Bill Clinton Joins Brazilian Indigenous in Fight Against Belo Monte
Former President Bill Clinton has added his voice to the growing chorus of celebrities and indigenous people in Brazil who oppose the construction of the massive Belo Monte hydroelectric dam along the Xingu River in the Amazon.
Critics argue that the project would displace more than 20,000 people, cause extensive deforestation and negatively affect the livelihoods and cultures of 50,000 or more people, many of them indigenous residents of the Xingu River area. National and international protests over the project have included figures such as the rock star Sting and film Director James Cameron.
Cameron and Clinton were in Brazil to speak at the World Sustainability Forum that took place in Manaus, the capital city of Amazonas state from March 24-26.
“I say all this now because I know that the biggest controversy here now is over whether green power is always sustainable and always fair to the people who are around it because of the controversy over the dams in the rainforest and indigenous peoples who oppose it,” said Clinton, referring to Belo Monte and other mega-dams.
“What’s the alternative? You need electricity and they want to preserve the forest.

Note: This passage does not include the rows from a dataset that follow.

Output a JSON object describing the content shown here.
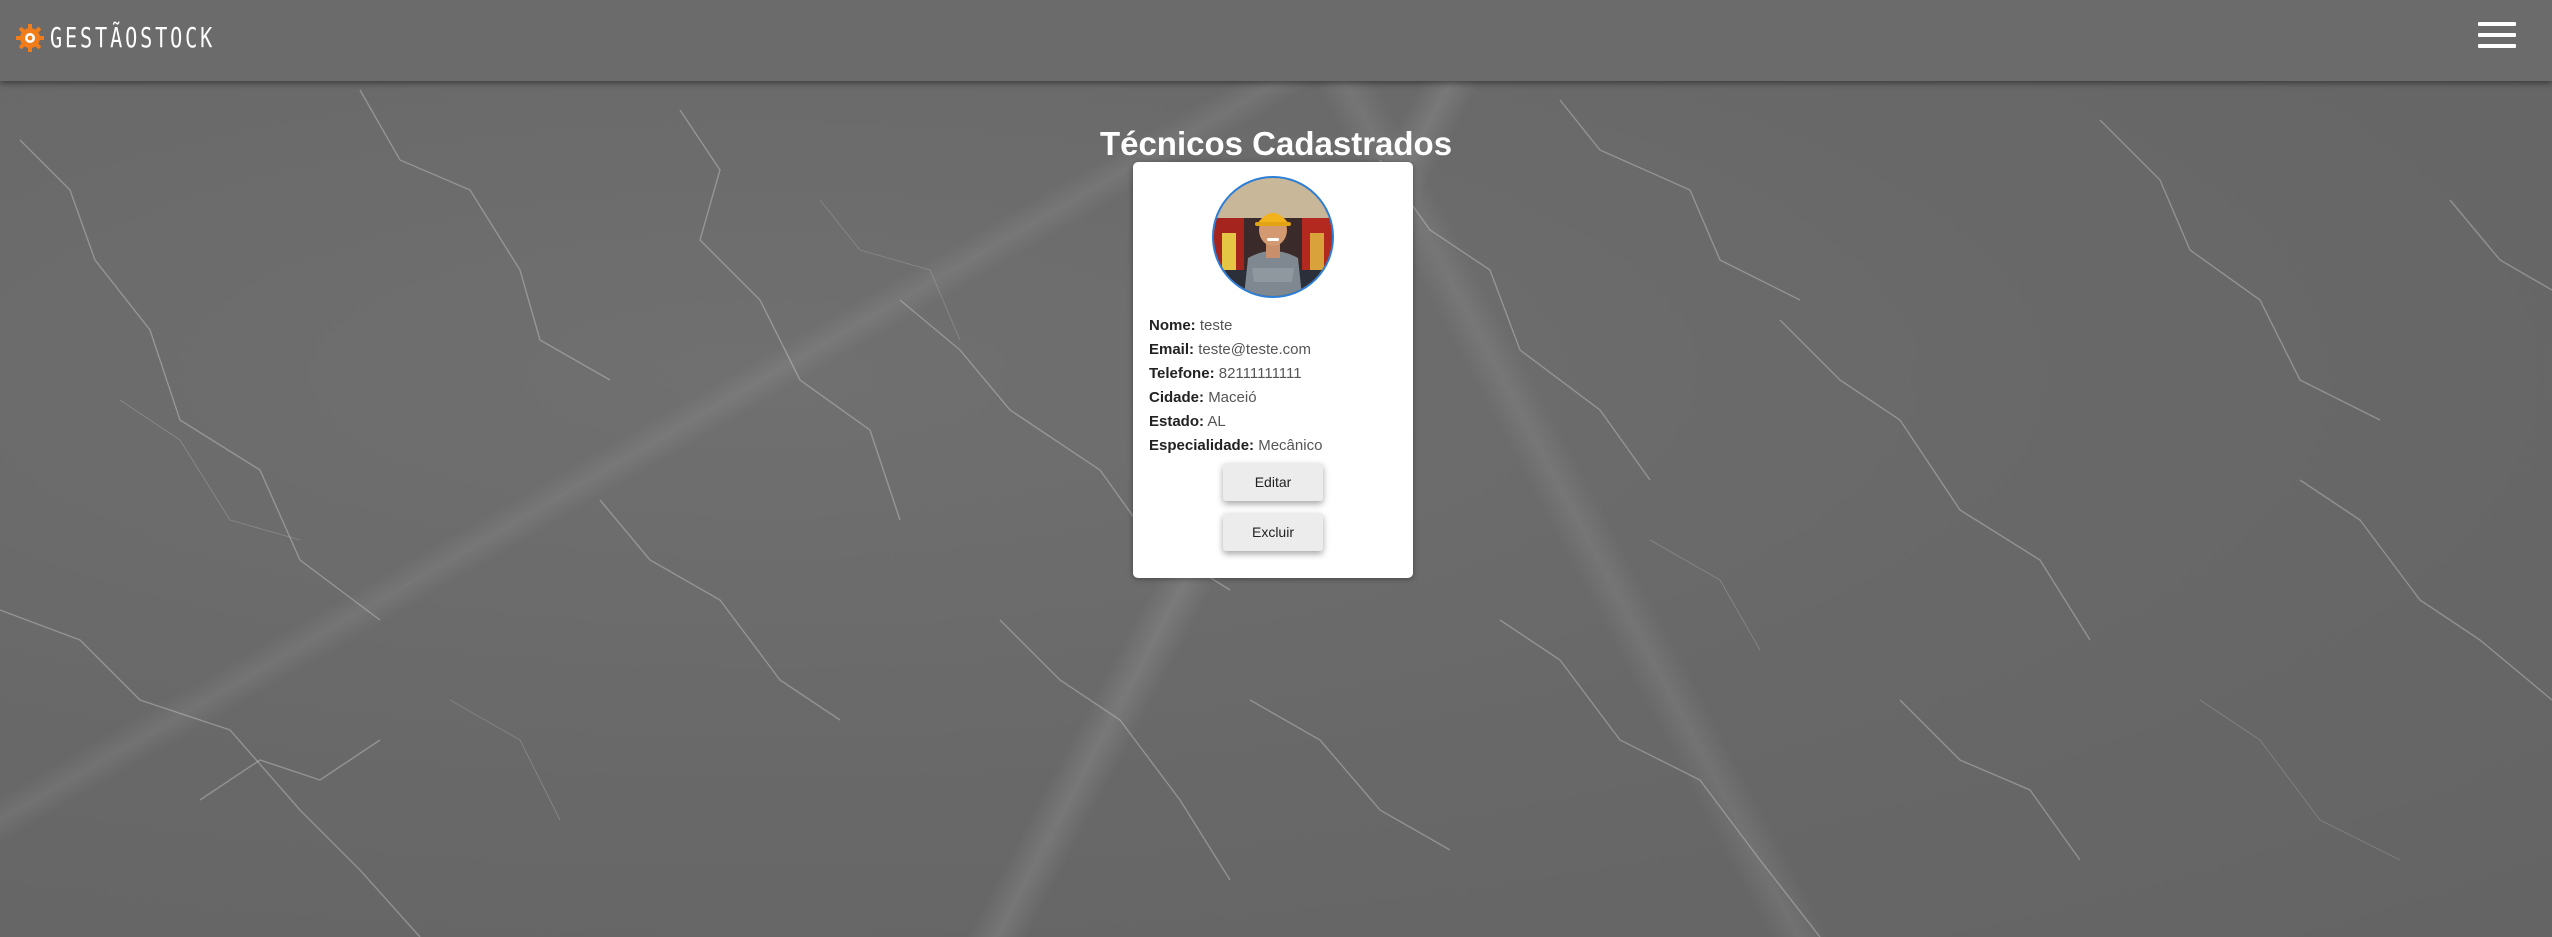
{
  "header": {
    "logo_text": "GESTÃOSTOCK",
    "logo_icon": "gear-icon",
    "menu_icon": "hamburger-menu-icon"
  },
  "page": {
    "title": "Técnicos Cadastrados"
  },
  "technician": {
    "name_label": "Nome:",
    "name": "teste",
    "email_label": "Email:",
    "email": "teste@teste.com",
    "phone_label": "Telefone:",
    "phone": "82111111111",
    "city_label": "Cidade:",
    "city": "Maceió",
    "state_label": "Estado:",
    "state": "AL",
    "specialty_label": "Especialidade:",
    "specialty": "Mecânico",
    "edit_label": "Editar",
    "delete_label": "Excluir"
  },
  "colors": {
    "background": "#6b6b6b",
    "logo_accent": "#f07d1a",
    "avatar_border": "#2b7fd9",
    "card": "#ffffff"
  }
}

And 20 percent of the world’s oxygen comes from you. It is not easy, but you have to think about these things, about the future of their children and grandchildren,” Clinton stated.
“I am naturally sympathetic with indigenous peoples,” Clinton continued. “I think your role [in the world as a global leader] is emerging. I want you to lead the rest of the world into the 21st century on this energy [issue].”
One of the indigenous participants at the Forum was Sheyla Juruna, a leader of the Juruna people who live along the Xingu and depend on it for food and transportation, also directed comments at the Brazilian government at a press event at the Forum.
“The government of Brazil does not respect the human rights of the indigenous people nor their own laws,” asserted Juruna, who has helped organize protests against the Belo Monte project also, including a demonstration held in the country’s capital city of Brasilia in February. She said that the project “would only benefit small groups of capitalists.”
“Brazil does need development,” she continued, “but more in a sustainable format and that would respect indigenous communities.”
Another critic of the projects at the Forum was Director Cameron who announced that in the next five years he would be producing documentaries showing how the projects would provide challenges to humanity—and to make people aware of the need for sustainable development.
“The most important thing is to raise awareness in Brazil that Belo Monte is not a good solution for meeting the country’s energy needs—given its poor economic and the moral and ethical issues, to say nothing of its enormous toll on indigenous peoples and other inhabitants of the Xingu River. The Brazilian taxpayers could save billions by cancelling the dam and investing in truly renewable energy,” said Cameron at a press conference he held with indigenous leaders from the Xingu region including Chief Raoni of the Kayapo peoples.
Raoni warned that the Belo Monte dam would “break” the natural rhythm of the Xingu River fauna and oblige communities to seek other sources of food, as well as forcing the eventual migration of species currently living in the area.
“Everything will be destroyed,” Raoni asserted. “The government knows this because we have informed them, but they don’t want to hear it because of the money they can make with this project.”
Two other opponents of the project emphasized that Clinton’s involvement in publicizing the issue will help indigenous communities fighting against Belo Monte.
Atossa Soltani, Amazon Watch’s Executive Director who accompanied Cameron on his trip to Brazil said, “President Clinton’s remarks will strengthen the voices from within Brazil who are pushing for greener alternatives such as wind and solar. Large dams in tropical rainforests are not green energy and when you factor in that less than 1.5 percent of Brazil’s energy matrix comes from wind and solar, Brazil has a long way to go to be a leader in sustainable energy.”
“Clinton’s appeal that Brazil lead the world into a clean energy future was compelling and timely, strengthening our attempts to influence the government,” said Antonia Melo, leader of the Xingu Alive Forever movement which is a collective of regional environmental and indigenous groups. “It is a major challenge for the people of the Amazon to convince the government to invest in clean and sustainable alternatives like wind and solar. We hope that President Dilma will see the opportunity for leadership here and rethink her current energy plan where some 70 large dams are planned for the Amazon over the next two decades.”